Plusieurs scènes de dialogues et quelques flashbacks n'apportent pas grand-chose de concret et alourdissent la narration. Autre point faible : la prévisibilité globale de l'intrigue. On devine très rapidement le fil conducteur et l'issue de cette histoire. Les rares retournements de situation manquent d'effet de surprise et les rebondissements tombent à plat. Quant aux grands méchants du film, ils restent coincés dans des rôles très génériques. Les chefs de la mafia font le job, mais sans relief ni charisme particulier, ce qui empêche de ressentir une vraie menace face au protagoniste. Le film essaie pourtant d'insérer une réflexion autour de la rédemption et de la possibilité du pardon. 

 

Peut-on réellement effacer ses fautes passées en faisant le bien in extremis ? La question est posée, mais le récit préfère finalement résoudre tous ses nœuds scénaristiques par des rafales de balles et des règlements de comptes sanglants.
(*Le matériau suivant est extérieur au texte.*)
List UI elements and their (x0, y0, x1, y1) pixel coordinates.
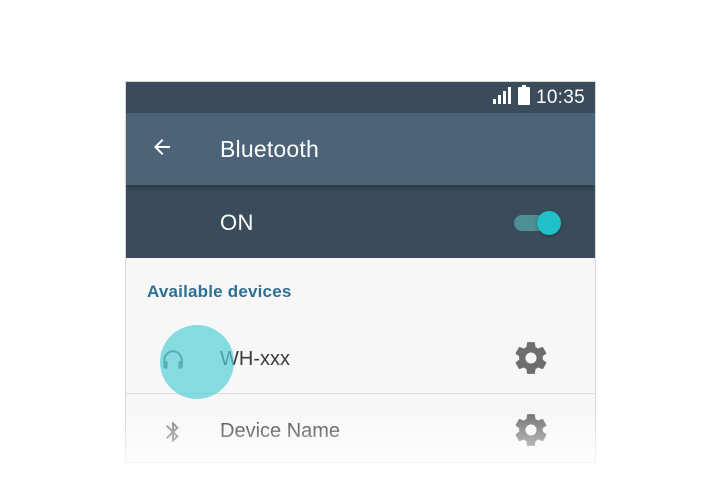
bluetooth-master-switch-row[interactable]: ON (126, 185, 595, 258)
bluetooth-toggle[interactable] (514, 211, 564, 235)
status-time: 10:35 (535, 86, 585, 108)
gear-icon (512, 339, 550, 382)
available-devices-header: Available devices (147, 282, 292, 301)
phone-screen: 10:35 Bluetooth ON Available devices WH-… (126, 82, 595, 462)
status-icons: 10:35 (492, 82, 585, 113)
device-settings-button[interactable] (509, 412, 553, 452)
back-button[interactable] (146, 133, 178, 165)
status-bar: 10:35 (126, 82, 595, 113)
page-title: Bluetooth (220, 136, 319, 162)
toggle-thumb (537, 211, 561, 235)
device-row-device-name[interactable]: Device Name (126, 396, 595, 462)
arrow-back-icon (150, 135, 174, 164)
battery-icon (517, 85, 530, 110)
gear-icon (512, 411, 550, 454)
device-settings-button[interactable] (509, 340, 553, 380)
touch-ripple (160, 325, 234, 399)
signal-icon (492, 86, 512, 109)
device-name: Device Name (220, 420, 341, 442)
bluetooth-icon (159, 418, 187, 446)
app-toolbar: Bluetooth (126, 113, 595, 185)
switch-state-label: ON (220, 210, 254, 235)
C'est un peu dommage, car cette contradiction atténue la portée du message. On dénonce la violence aveugle du système en y répondant par une violence encore plus spectaculaire. Malgré ces réserves, l'émotion réussit à poindre par moments grâce au lien qui s'établit entre Num et cette famille qu'il tente de protéger. Ces rares instants de calme apportent un vrai souffle au milieu de toute cette brutalité et rappellent qu'il y a un cœur qui bat sous ce thriller poisseux.

 

Note : 6/10. En bref, The Debt Collector s'impose comme un divertissement d'action correct, porté par un Nadech Kugimiya impeccable et des scènes de combat percutantes. Son ancrage dans la réalité des prêts clandestins lui donne un petit supplément d'âme sympathique. Mais un rythme mal maîtrisé, une durée excessive et une écriture trop classique l'empêchent de viser plus haut. Une proposition efficace si vous aimez le cinéma d'action asiatique brut, mais pas forcément une œuvre qui marquera les mémoires.